パリの同時多発テロは、選手や観客の安全確保の面でスポーツ界にも不安を投げ掛ける。

 日本卓球協会は16日、女子の伊藤美誠(スターツ)選手らが出場を予定するフランスでの世界ジュニア選手権開幕を29日に控え、情報収集に追われた。

 前原正浩専務理事は「国際卓球連盟に昨日問い合わせたが、フランス協会と連絡がついていないとのことだった。

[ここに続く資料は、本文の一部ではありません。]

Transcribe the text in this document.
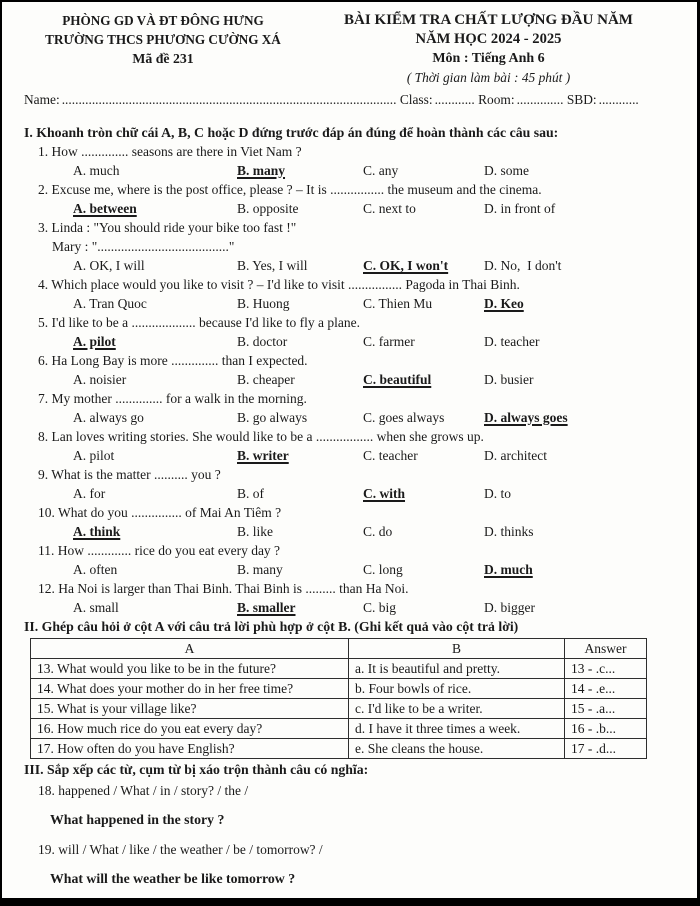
PHÒNG GD VÀ ĐT ĐÔNG HƯNG
TRƯỜNG THCS PHƯƠNG CƯỜNG XÁ
Mã đề 231
BÀI KIỂM TRA CHẤT LƯỢNG ĐẦU NĂM
NĂM HỌC 2024 - 2025
Môn : Tiếng Anh 6
( Thời gian làm bài : 45 phút )
Name: .................................................................................................... Class: ............ Room: .............. SBD: ............
I. Khoanh tròn chữ cái A, B, C hoặc D đứng trước đáp án đúng để hoàn thành các câu sau:
1. How .............. seasons are there in Viet Nam ?
A. much	B. many	C. any	D. some
2. Excuse me, where is the post office, please ? – It is ................ the museum and the cinema.
A. between	B. opposite	C. next to	D. in front of
3. Linda : "You should ride your bike too fast !"
Mary : "......................................."
A. OK, I will	B. Yes, I will	C. OK, I won't	D. No,  I don't
4. Which place would you like to visit ? – I'd like to visit ................ Pagoda in Thai Binh.
A. Tran Quoc	B. Huong	C. Thien Mu	D. Keo
5. I'd like to be a ................... because I'd like to fly a plane.
A. pilot	B. doctor	C. farmer	D. teacher
6. Ha Long Bay is more .............. than I expected.
A. noisier	B. cheaper	C. beautiful	D. busier
7. My mother .............. for a walk in the morning.
A. always go	B. go always	C. goes always	D. always goes
8. Lan loves writing stories. She would like to be a ................. when she grows up.
A. pilot	B. writer	C. teacher	D. architect
9. What is the matter .......... you ?
A. for	B. of	C. with	D. to
10. What do you ............... of Mai An Tiêm ?
A. think	B. like	C. do	D. thinks
11. How ............. rice do you eat every day ?
A. often	B. many	C. long	D. much
12. Ha Noi is larger than Thai Binh. Thai Binh is ......... than Ha Noi.
A. small	B. smaller	C. big	D. bigger
II. Ghép câu hỏi ở cột A với câu trả lời phù hợp ở cột B. (Ghi kết quả vào cột trả lời)
A	B	Answer
13. What would you like to be in the future?	a. It is beautiful and pretty.	13 - .c...
14. What does your mother do in her free time?	b. Four bowls of rice.	14 - .e...
15. What is your village like?	c. I'd like to be a writer.	15 - .a...
16. How much rice do you eat every day?	d. I have it three times a week.	16 - .b...
17. How often do you have English?	e. She cleans the house.	17 - .d...
III. Sắp xếp các từ, cụm từ bị xáo trộn thành câu có nghĩa:
18. happened / What / in / story? / the /
What happened in the story ?
19. will / What / like / the weather / be / tomorrow? /
What will the weather be like tomorrow ?
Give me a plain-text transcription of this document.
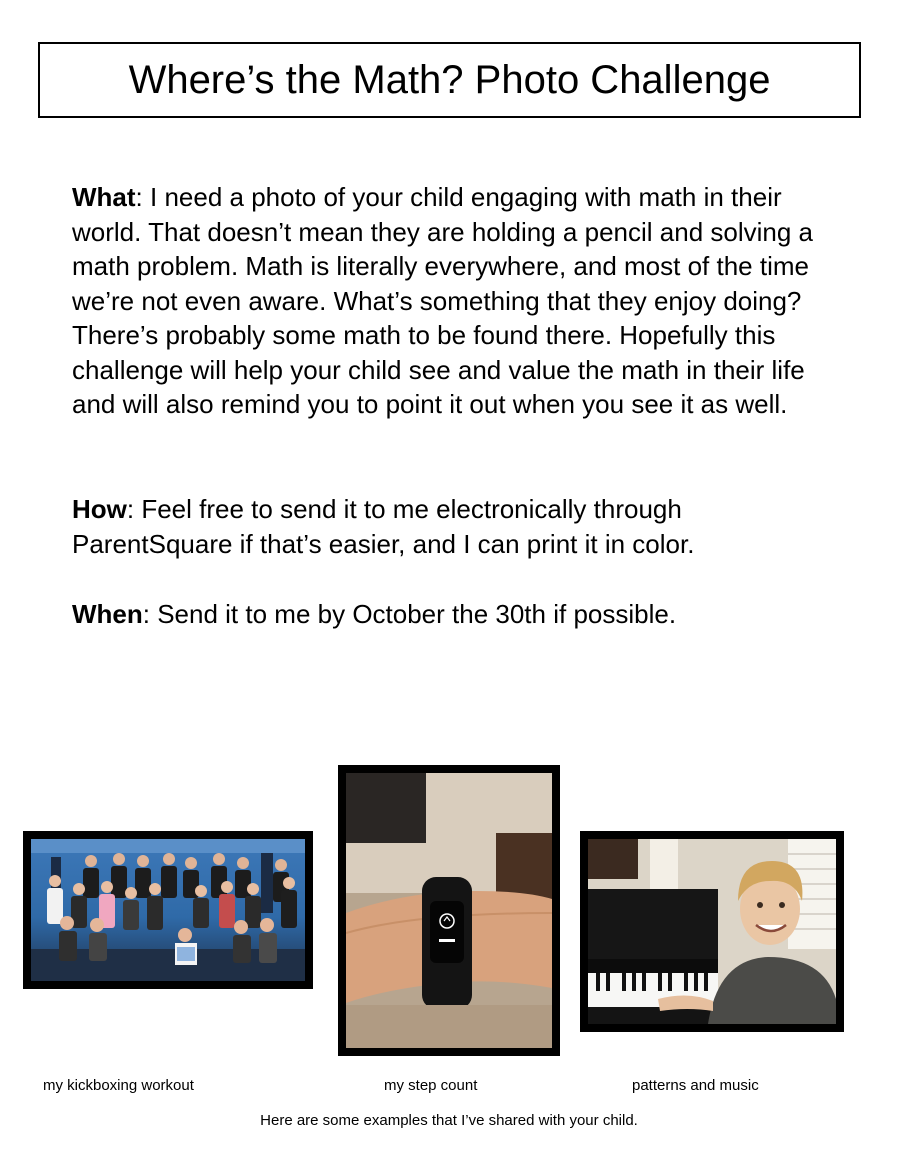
Where’s the Math? Photo Challenge

What: I need a photo of your child engaging with math in their world. That doesn’t mean they are holding a pencil and solving a math problem. Math is literally everywhere, and most of the time we’re not even aware. What’s something that they enjoy doing? There’s probably some math to be found there. Hopefully this challenge will help your child see and value the math in their life and will also remind you to point it out when you see it as well.

How: Feel free to send it to me electronically through ParentSquare if that’s easier, and I can print it in color.

When: Send it to me by October the 30th if possible.

my kickboxing workout	my step count	patterns and music
Here are some examples that I’ve shared with your child.
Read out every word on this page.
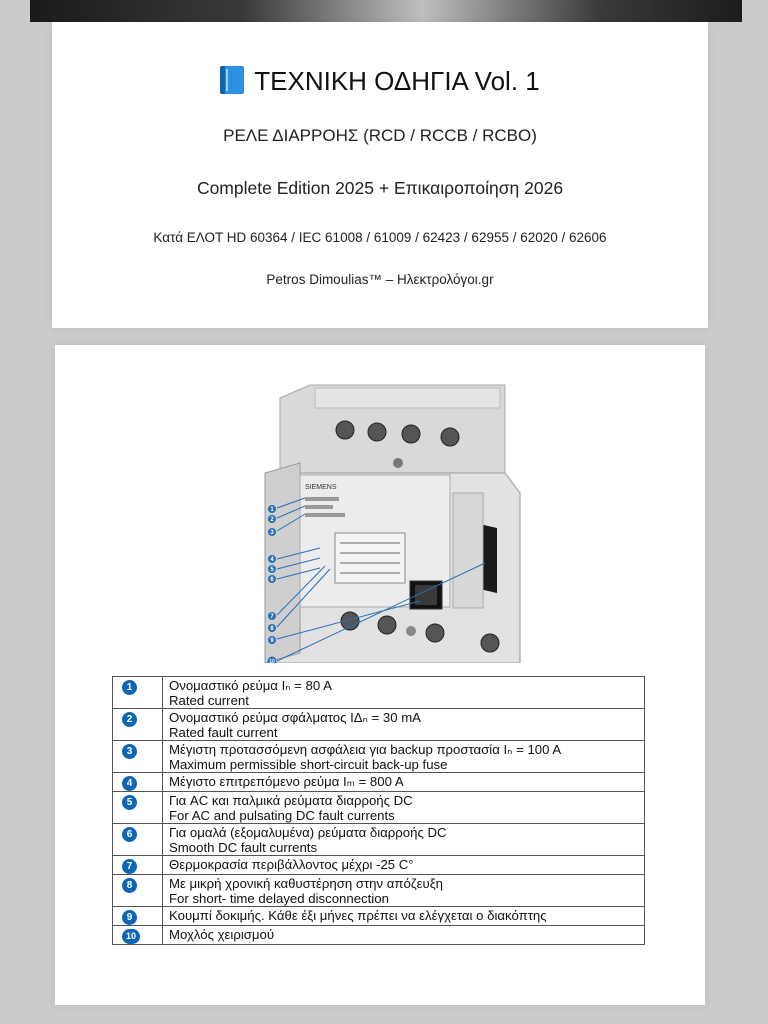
ΤΕΧΝΙΚΗ ΟΔΗΓΙΑ Vol. 1
ΡΕΛΕ ΔΙΑΡΡΟΗΣ (RCD / RCCB / RCBO)
Complete Edition 2025 + Επικαιροποίηση 2026
Κατά ΕΛΟΤ HD 60364 / IEC 61008 / 61009 / 62423 / 62955 / 62020 / 62606
Petros Dimoulias™ – Ηλεκτρολόγοι.gr
SIEMENS
1
2
3
4
5
6
7
8
9
10
1	Ονομαστικό ρεύμα Iₙ = 80 A
Rated current

2	Ονομαστικό ρεύμα σφάλματος IΔₙ = 30 mA
Rated fault current

3	Μέγιστη προτασσόμενη ασφάλεια για backup προστασία Iₙ = 100 A
Maximum permissible short-circuit back-up fuse

4	Μέγιστο επιτρεπόμενο ρεύμα Iₘ = 800 A
5	Για AC και παλμικά ρεύματα διαρροής DC
For AC and pulsating DC fault currents

6	Για ομαλά (εξομαλυμένα) ρεύματα διαρροής DC
Smooth DC fault currents

7	Θερμοκρασία περιβάλλοντος μέχρι -25 C°
8	Με μικρή χρονική καθυστέρηση στην απόζευξη
For short- time delayed disconnection

9	Κουμπί δοκιμής. Κάθε έξι μήνες πρέπει να ελέγχεται ο διακόπτης
10	Μοχλός χειρισμού
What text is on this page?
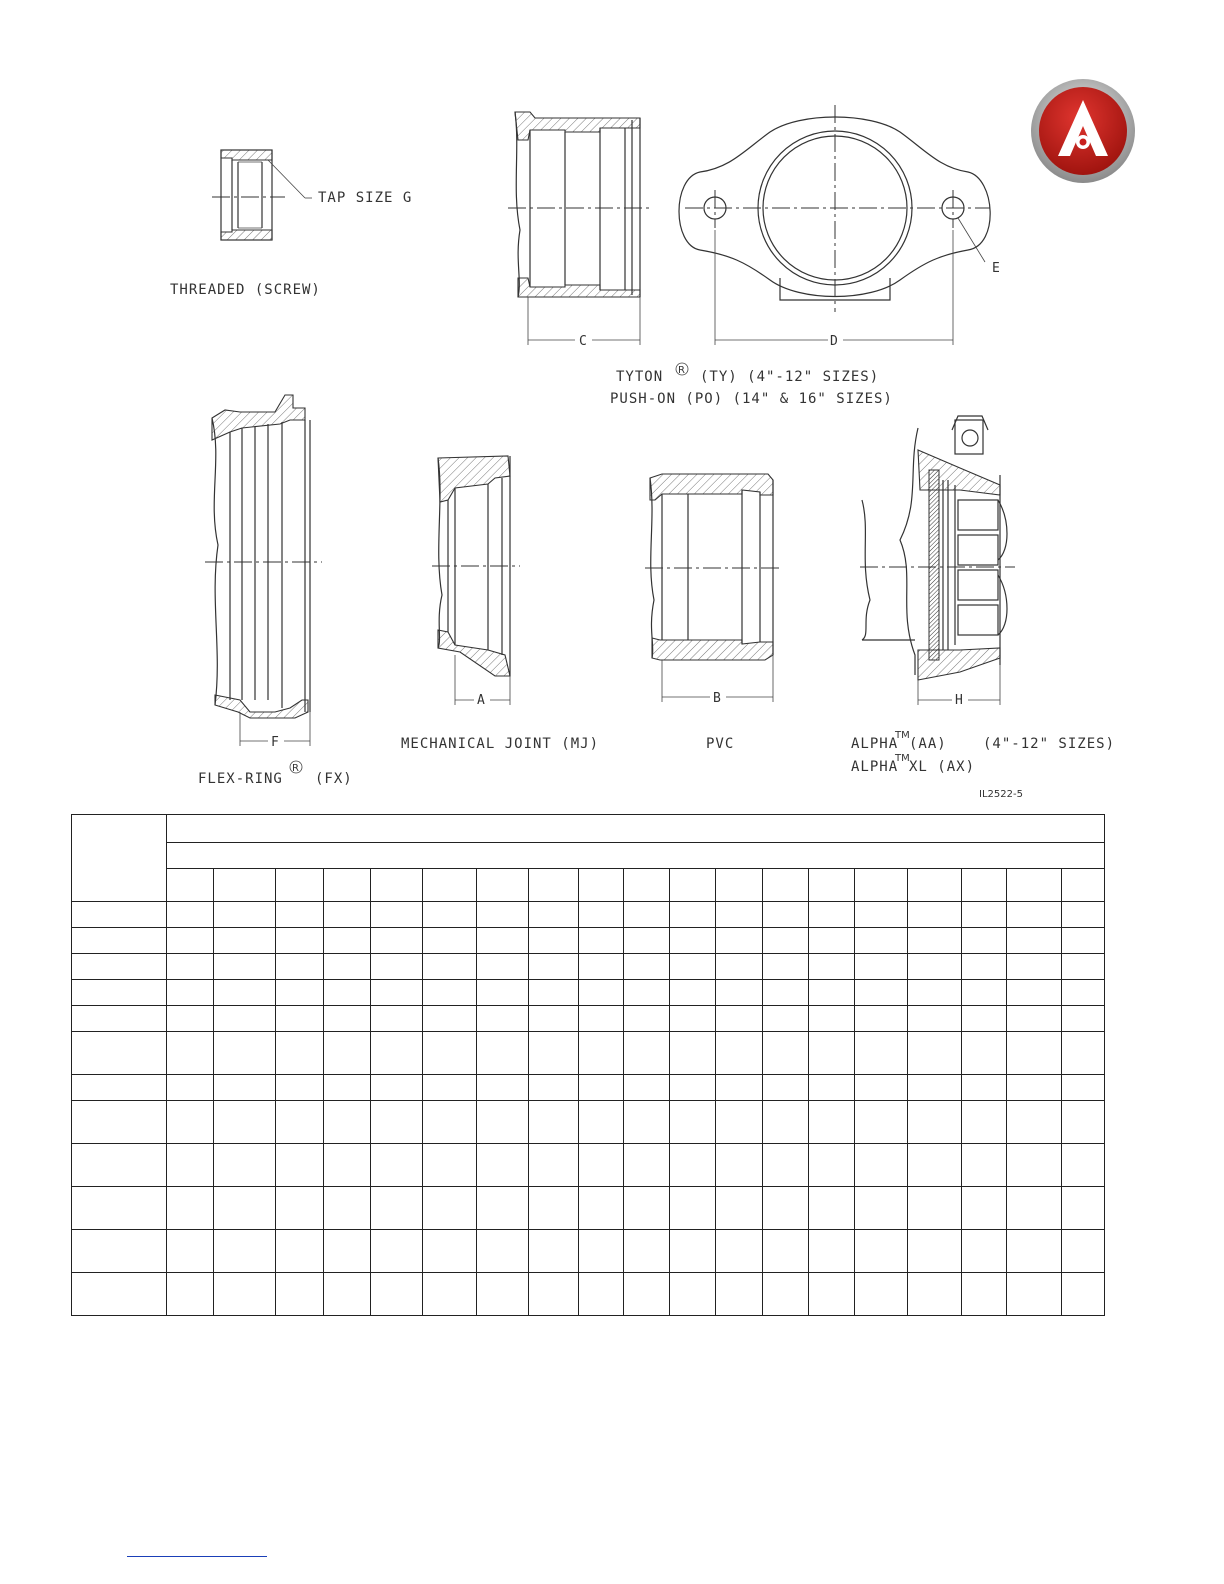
TAP SIZE G
THREADED (SCREW)
C	D
E
TYTON R (TY) (4"-12" SIZES)
PUSH-ON (PO) (14" & 16" SIZES)
F
FLEX-RING
R
(FX)
A
MECHANICAL JOINT (MJ)
B
PVC
H
ALPHA
TM
(AA)	(4"-12" SIZES)
ALPHA
TM
XL (AX)
IL2522-5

選手の安全が一番大事」と話し、派遣か否かの結論を近日中に出す方針を示した。

 16日は、中止されたフィギュアスケートのフランス杯から日本勢が帰国し、男子の宇野昌磨選手(愛知・中京大中京高)は「日本に帰ることができて良かった」と安堵(あんど)の表情を浮かべた。

 全日本テコンドー協会は中止となった14、15日の国際大会に向け、パリに滞在していたジュニア選手ら19人全員の無事を確認。大半は17日に帰国予定という。

 日本体操協会は当面、パリ経由の航空機での選手らの移動を避ける方針。

 全日本空手道連盟の日下修次事務局長は来年1月のパリの国際大会派遣について「外務省や日本オリンピック委員会(JOC)と相談して判断したい」と話した。

 フランス国内ではバスケットボールやラグビーなどの大会が中止になった。同国は来年6月に24カ国・地域が参加し開幕するサッカーの欧州選手権で、他国からファンが押し寄せる中での警備という難題に直面する。付近で自爆テロがあったパリ近郊サンドニのスタジアムも会場に予定され、大会組織委員会は「安全確保を最優先課題」に取り組む姿勢だ。